To understand how LLMs work, it is important to examine their “psychology.” According to Karpathy, LLMs are like stochastic simulations of the human mind. They have been trained on vast amounts of text data, so they have encyclopedic knowledge and can remember many things, like a “rain man”—but at the same time, they have significant cognitive deficits. They tend to hallucinate, make up things, and lack self-awareness. Their intelligence is “toothed”: in certain areas, they perform superhumanly, but at other times they make fundamental mistakes that no human would make. For example, they may insist that 9.11 is greater than 9.9. They also suffer from amnesia: their context window (i.e., their current “memory”) is “cleared” after each interaction, and they are unable to learn permanently on their own, as humans do.
This duality—superpowers and cognitive deficits—fundamentally defines collaboration with LLMs. That is why, Karpathy emphasizes, “partially autonomous applications” are the future. This means that LLMs do not function as fully autonomous agents, but rather assist users in performing tasks while humans continue to supervise and control the processes.
The coding application Cursor is an excellent example of this: instead of copying code directly into the chatbot, the application integrates the LLM into the development environment. These applications have the following characteristics:
-
Context management: LLMs automatically manage relevant information and context.
-
Multiple LLM invocations: Applications use multiple LLMs in the background, such as embedding models, chat models, and code file modification models.
-
Application-specific graphical user interface (GUI): Visual interfaces are critical because they make it easier for humans to monitor the system's work and perform tasks more quickly. For example, an interface that visually displays code changes is much more effective than a long text description.
-
Autonomy slider: This feature allows the user to control the degree of autonomy enjoyed by the LLM. For example, in Cursor, you can choose between completion, modification of a code snippet, modification of an entire file, or even automatic transformation of the entire code base.

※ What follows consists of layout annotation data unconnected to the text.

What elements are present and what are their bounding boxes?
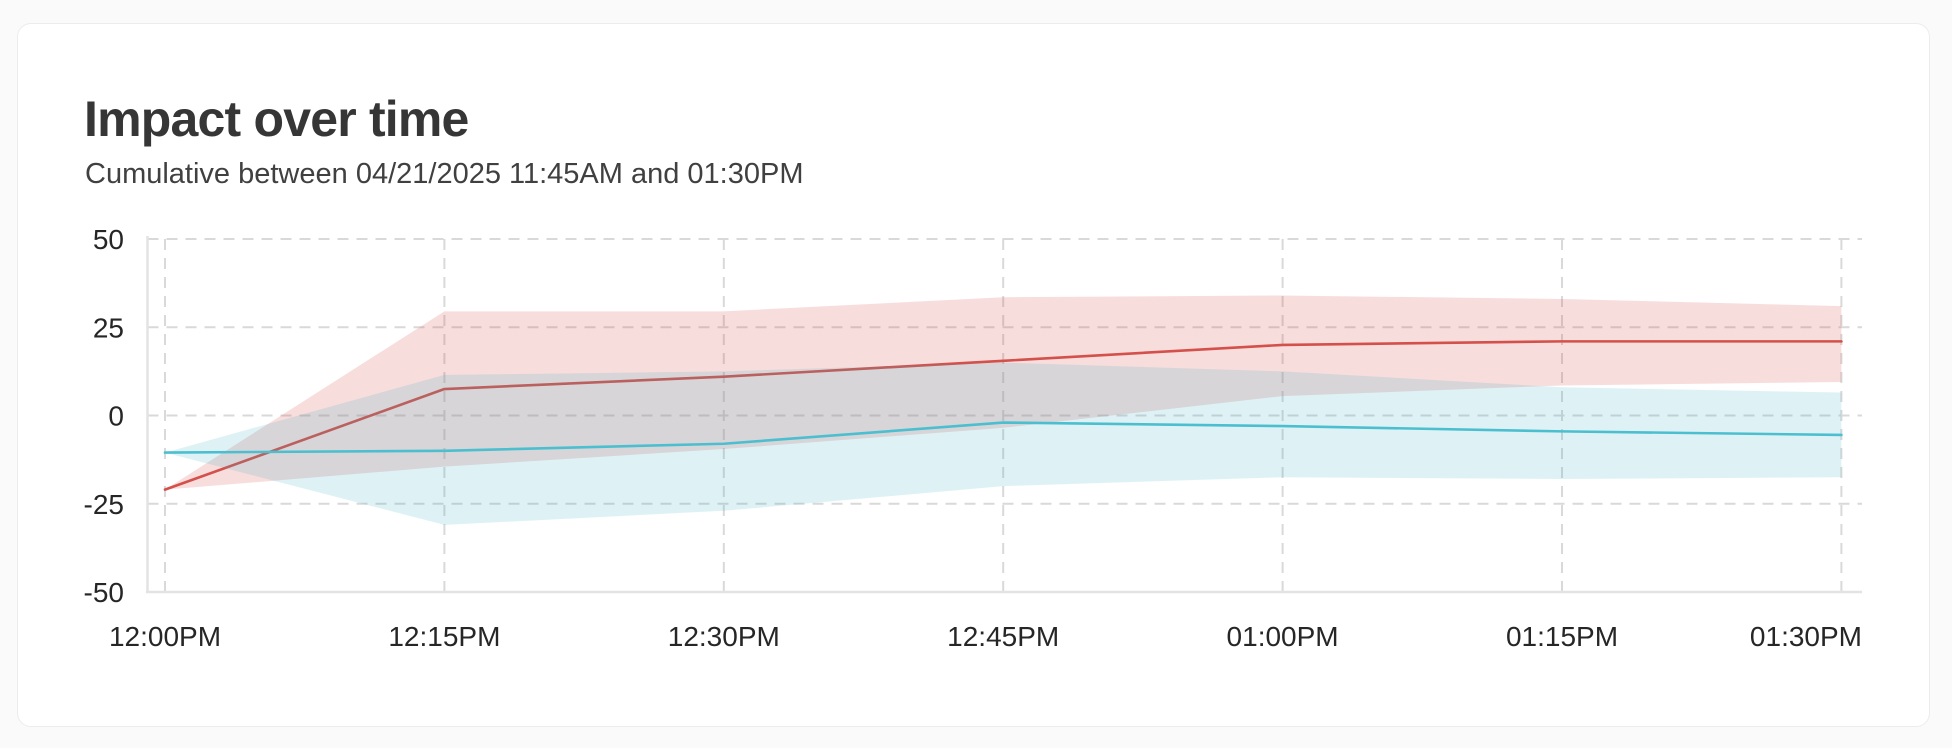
x-tick-label: 12:45PM <box>947 621 1059 652</box>
teal-series-line <box>163 421 1843 454</box>
x-tick-label: 01:00PM <box>1227 621 1339 652</box>
teal-confidence-band <box>165 362 1842 525</box>
y-tick-label: -50 <box>84 577 124 608</box>
x-tick-label: 12:30PM <box>668 621 780 652</box>
x-tick-label: 01:30PM <box>1750 621 1862 652</box>
impact-over-time-card: Impact over time Cumulative between 04/2… <box>17 23 1930 727</box>
red-series-line <box>163 340 1843 491</box>
chart-title: Impact over time <box>84 91 469 147</box>
chart-subtitle: Cumulative between 04/21/2025 11:45AM an… <box>85 158 804 190</box>
y-tick-label: -25 <box>84 489 124 520</box>
y-tick-label: 25 <box>93 312 124 343</box>
y-tick-label: 0 <box>108 401 124 432</box>
x-tick-label: 12:00PM <box>109 621 221 652</box>
x-tick-label: 12:15PM <box>388 621 500 652</box>
x-tick-label: 01:15PM <box>1506 621 1618 652</box>
y-tick-label: 50 <box>93 224 124 255</box>
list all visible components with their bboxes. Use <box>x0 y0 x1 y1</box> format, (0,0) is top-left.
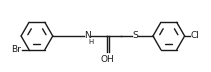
Text: OH: OH <box>101 55 115 64</box>
Text: Br: Br <box>11 45 21 54</box>
Text: H: H <box>89 39 94 45</box>
Text: N: N <box>84 32 91 40</box>
Text: S: S <box>132 32 138 40</box>
Text: Cl: Cl <box>191 32 199 40</box>
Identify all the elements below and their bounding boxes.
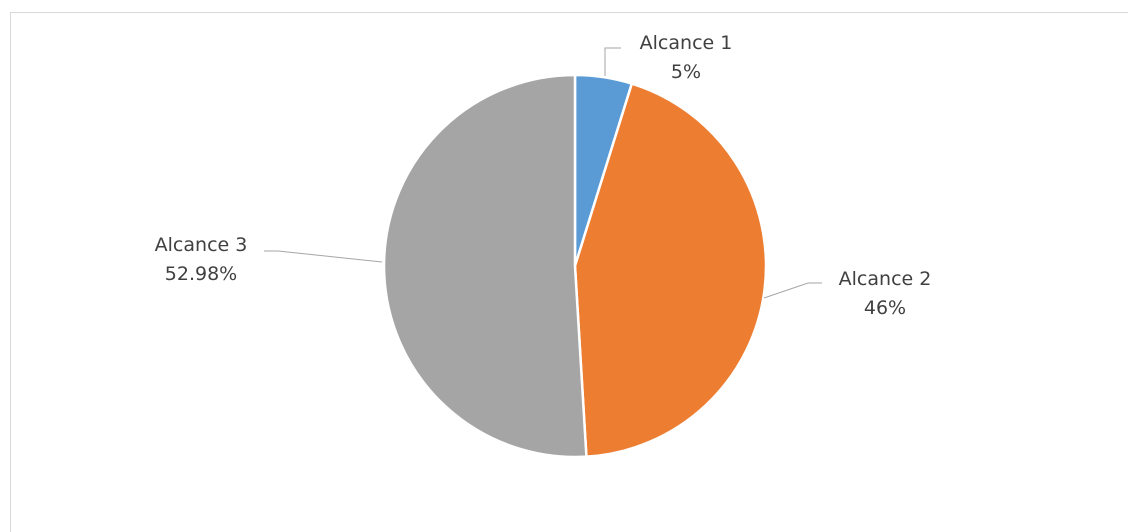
pie-slice-alcance-3 bbox=[382, 73, 588, 459]
pie-chart: Alcance 1 5% Alcance 2 46% Alcance 3 52.… bbox=[155, 32, 932, 459]
leader-lines bbox=[264, 47, 822, 299]
value-label-alcance-2: 46% bbox=[864, 297, 906, 319]
leader-line-alcance-2 bbox=[763, 282, 822, 299]
chart-frame bbox=[10, 12, 1128, 532]
leader-line-alcance-3 bbox=[264, 250, 383, 263]
leader-line-alcance-1 bbox=[604, 47, 621, 76]
data-labels: Alcance 1 5% Alcance 2 46% Alcance 3 52.… bbox=[155, 32, 932, 319]
category-label-alcance-1: Alcance 1 bbox=[640, 32, 733, 54]
pie-slice-alcance-2 bbox=[573, 82, 768, 458]
pie-slices bbox=[382, 73, 768, 459]
category-label-alcance-3: Alcance 3 bbox=[155, 234, 248, 256]
value-label-alcance-3: 52.98% bbox=[165, 263, 237, 285]
value-label-alcance-1: 5% bbox=[671, 61, 701, 83]
category-label-alcance-2: Alcance 2 bbox=[839, 268, 932, 290]
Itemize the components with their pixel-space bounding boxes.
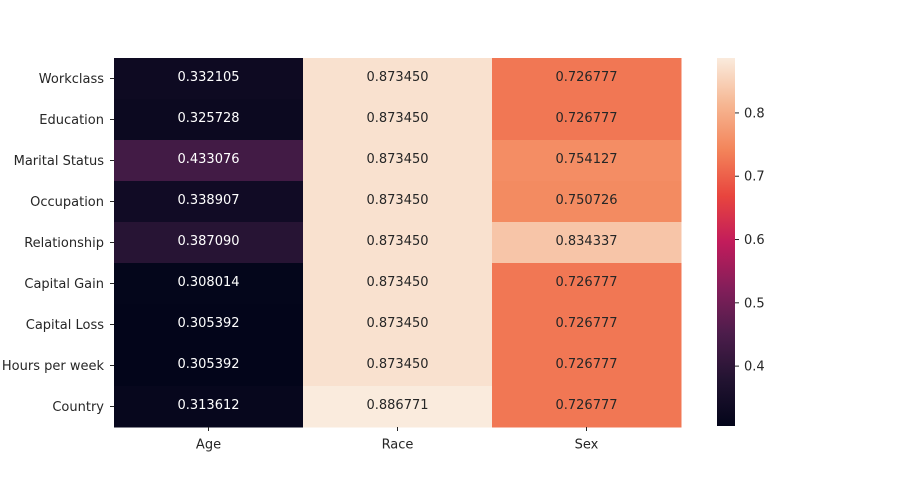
heatmap-cell: [114, 386, 304, 428]
y-tick-label: Country: [52, 400, 104, 415]
heatmap-cell: [303, 386, 493, 428]
colorbar-tick-label: 0.5: [744, 296, 765, 311]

The search application called Perplexity works on a similar principle, with source citation and various levels of search options.
Collaboration with artificial intelligence
One of the most important aspects of collaboration with artificial intelligence is accelerating the generation and verification cycle. AI generates, humans verify – that is the division of labor. There are two main ways to accelerate this cycle:
-
Speeding up verification: Graphical user interfaces (GUIs) are extremely important, as visual information can be processed much faster by the human brain than text.
-
Keeping AI on a leash: It is important that AI does not generate modifications that are too large and unmanageable (e.g., a 10,000-line code modification), because human verification will still remain a bottleneck. As Tesla experienced during the development of its self-driving systems, partial autonomy was implemented step by step in a controlled manner, and even today, there is still a lot of human intervention.
Karpathy warns against excessive optimism about AI agents. Although “2025 is the year of artificial intelligence agents” is a bold statement, Karpathy believes that we are more likely to be facing a decade of agents, and human supervision will continue to be essential. The “Iron Man suit” analogy perfectly illustrates this approach: we should not be building Iron Man robots, but Iron Man suits that enhance human capabilities. The goal is to create partially autonomous products with customized GUIs and user interfaces, where autonomy can be controlled with a slider to regulate the degree of system intervention. This ensures that artificial intelligence provides effective assistance while humans remain in control of the processes and minimize the risk of errors.